UK disappointed with LLRC’s recommendations on accountability
[TamilNet, Friday, 13 January 2012, 10:35 GMT]
In an official response to the LLRC report, the Foreign Office Minister of Britain with responsibility for Sri Lanka, Alistair Burt, on Thursday criticized the report for not addressing or only partially answering “many credible allegations of violations of international humanitarian law and human rights law, including from the UN Panel of Experts report” . Meanwhile Lee Scott, MP for Ilford North and Chairman of the All Party Group for Tamils, welcomed the statement “which recognised the important factor - that is justice for the innocent victims” and stated that he would pursue this until justice is delivered. In the meantime, Tamil political circles in Vanni and Jaffna said they were disappointed by the alleged pro-Sri Lankan line taken by a British Conservative MP, James Wharton, who visited Jaffna and Vanni with Sri Lankan High Commissioner recently.
Following repeated requests, the visiting MP only managed to pay a last-minute courtesy visit to TNA MP S. Sritharan. The British Conservative MP was only taken to see those the Sri Lankan establishment in Colombo wanted him to see, Tamil sources in the North further alleged.
The British response has come at a time while the LLRC report is receiving heavy criticisms from Eezham Tamils for being a whitewash of the protracted genocide being committed on them.
The latest responses from UK and Canada are also coming after critical scrutiny by governments in the West even while some quarters in the establishments there maintain amiable relationships with the Sri Lankan government.
In the official response to the LLRC report, Mr. Alistair Burt also expressed the opinion that an independent mechanism needs to be constituted to investigate all allegations of grave abuses.
Commenting further, Tamil political circles in the island said that in welcoming the criticisms of the Sri Lankan government by the Western establishments the global Tamil community should not forego its call for recognition of genocide and its concomitant remedial action. Extracts of Minister Burt’s statement follow:
“The British Government welcomes the fact that the LLRC report has been published in full. We have read the report closely and have considered in particular its findings relating to: reconciliation and an enduring political solution in the North and East; accountability for alleged war crimes committed during the conflict; and ongoing human rights issues in Sri Lanka.”
“We have noted the Sri Lankan government’s initial response to the report. We have also seen statements from political parties in Sri Lanka, from respected human rights organisations and from other governments.”

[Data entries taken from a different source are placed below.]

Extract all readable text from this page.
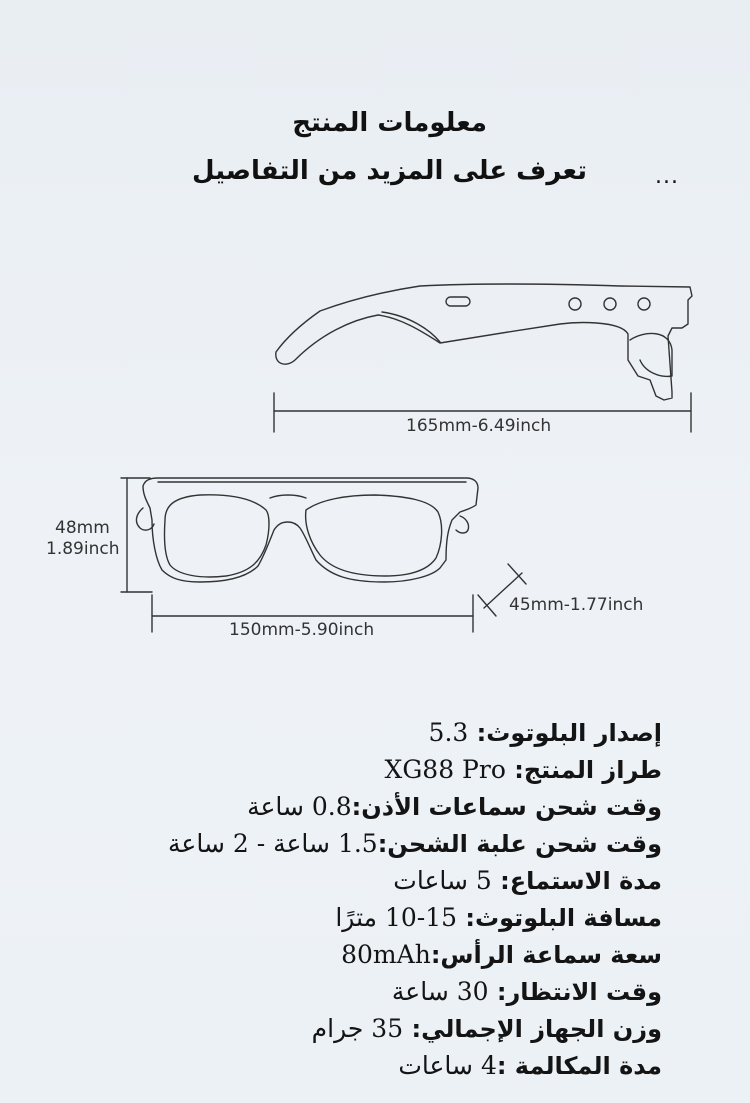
معلومات المنتج
تعرف على المزيد من التفاصيل	...
165mm-6.49inch
48mm
1.89inch
150mm-5.90inch
45mm-1.77inch
إصدار البلوتوث: 5.3
طراز المنتج: XG88 Pro
وقت شحن سماعات الأذن:0.8 ساعة
وقت شحن علبة الشحن:1.5 ساعة - 2 ساعة
مدة الاستماع: 5 ساعات
مسافة البلوتوث: 10-15 مترًا
سعة سماعة الرأس:80mAh
وقت الانتظار: 30 ساعة
وزن الجهاز الإجمالي: 35 جرام
مدة المكالمة :4 ساعات
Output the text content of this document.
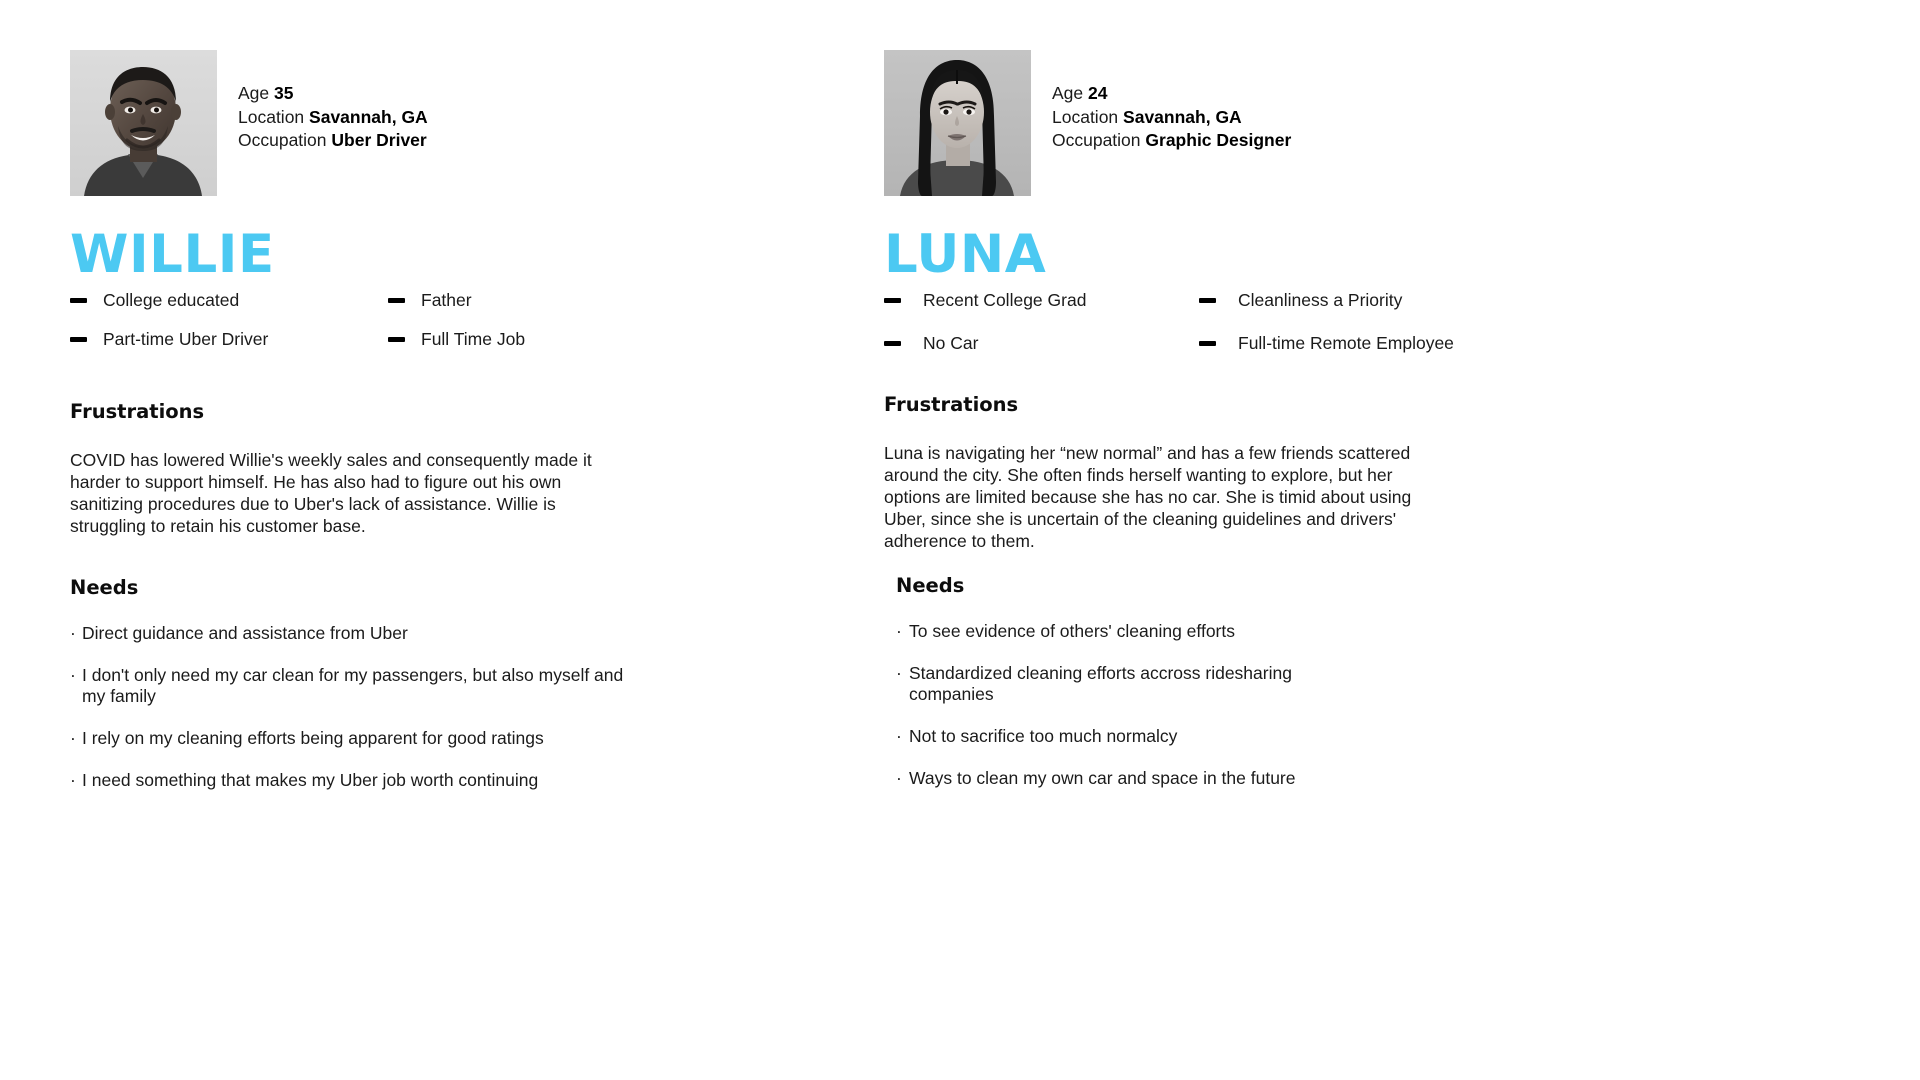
Age 35
Location Savannah, GA
Occupation Uber Driver
WILLIE
College educated	Father
Part-time Uber Driver	Full Time Job
Frustrations
COVID has lowered Willie's weekly sales and consequently made it harder to support himself. He has also had to figure out his own sanitizing procedures due to Uber's lack of assistance. Willie is struggling to retain his customer base.
Needs
· Direct guidance and assistance from Uber
· I don't only need my car clean for my passengers, but also myself and my family
· I rely on my cleaning efforts being apparent for good ratings
· I need something that makes my Uber job worth continuing
Age 24
Location Savannah, GA
Occupation Graphic Designer
LUNA
Recent College Grad	Cleanliness a Priority
No Car	Full-time Remote Employee
Frustrations
Luna is navigating her “new normal” and has a few friends scattered around the city. She often finds herself wanting to explore, but her options are limited because she has no car. She is timid about using Uber, since she is uncertain of the cleaning guidelines and drivers' adherence to them.
Needs
· To see evidence of others' cleaning efforts
· Standardized cleaning efforts accross ridesharing companies
· Not to sacrifice too much normalcy
· Ways to clean my own car and space in the future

“The British Government believes that the report contains many constructive recommendations for action on post-conflict reconciliation and a political settlement. Implementation of these recommendations, however, is the real test of Sri Lanka’s progress.”
“We note the Commission’s conclusion that the root cause of the ethnic conflict in Sri Lanka lies in the failure of successive governments to address the genuine grievances of the Tamil people and the recommendation that the Sri Lankan government should take the lead in delivering a devolution package. We urge the Sri Lankan government to implement quickly this recommendation and the LLRC’s call for the Northern Province to be returned to civilian administration. We note the Sri Lankan government’s recent assurance that it will ensure the withdrawal of security forces from all aspects of community life and restrict their role exclusively to security matters.”
“We agree with the recommendation that more action be taken to help internally displaced persons rebuild their lives. We also agree that the government should make available to relatives a list of all detainees in custody since the end of the conflict; publicly declare all detention sites; and allow family, judicial and International Committee of the Red Cross access. We support the call for anyone responsible for unlawful detentions to be prosecuted.”
“The British Government is, on the whole, disappointed by the report’s findings and recommendations on accountability. Like many others, we feel that these leave many gaps and unanswered questions. We welcome the acknowledgement that “considerable civilian casualties” occurred during the final stages of the conflict and the recommendation that specific incidents require further investigation. But we note that many credible allegations of violations of international humanitarian law and human rights law, including from the UN Panel of Experts report, are either not addressed or only partially answered. We believe that video footage, authenticated by UN Special Rapporteurs, should inform substantive, not just technical, investigations into apparent grave abuses.”
“The British Government believes that the report’s recommendations on ongoing human rights issues in Sri Lanka are well founded. We hope they will be implemented vigorously. We welcome especially the focus on tackling attacks on media freedom and disappearances – including thousands of outstanding cases.”
“We encourage the Sri Lankan government to move quickly to implement the LLRC report’s recommendations. Some recommendations could be completed in a matter of months. Others may take time to implement fully, but initial steps can be taken now. Ultimately, the success or failure of the LLRC will be judged on the Sri Lankan government’s implementation of its recommendations.”
“On accountability, implementing the report’s recommendations would represent a useful first step. But we continue to believe it is important that an independent, credible and thorough mechanism is put in place to investigate all allegations of grave abuses.”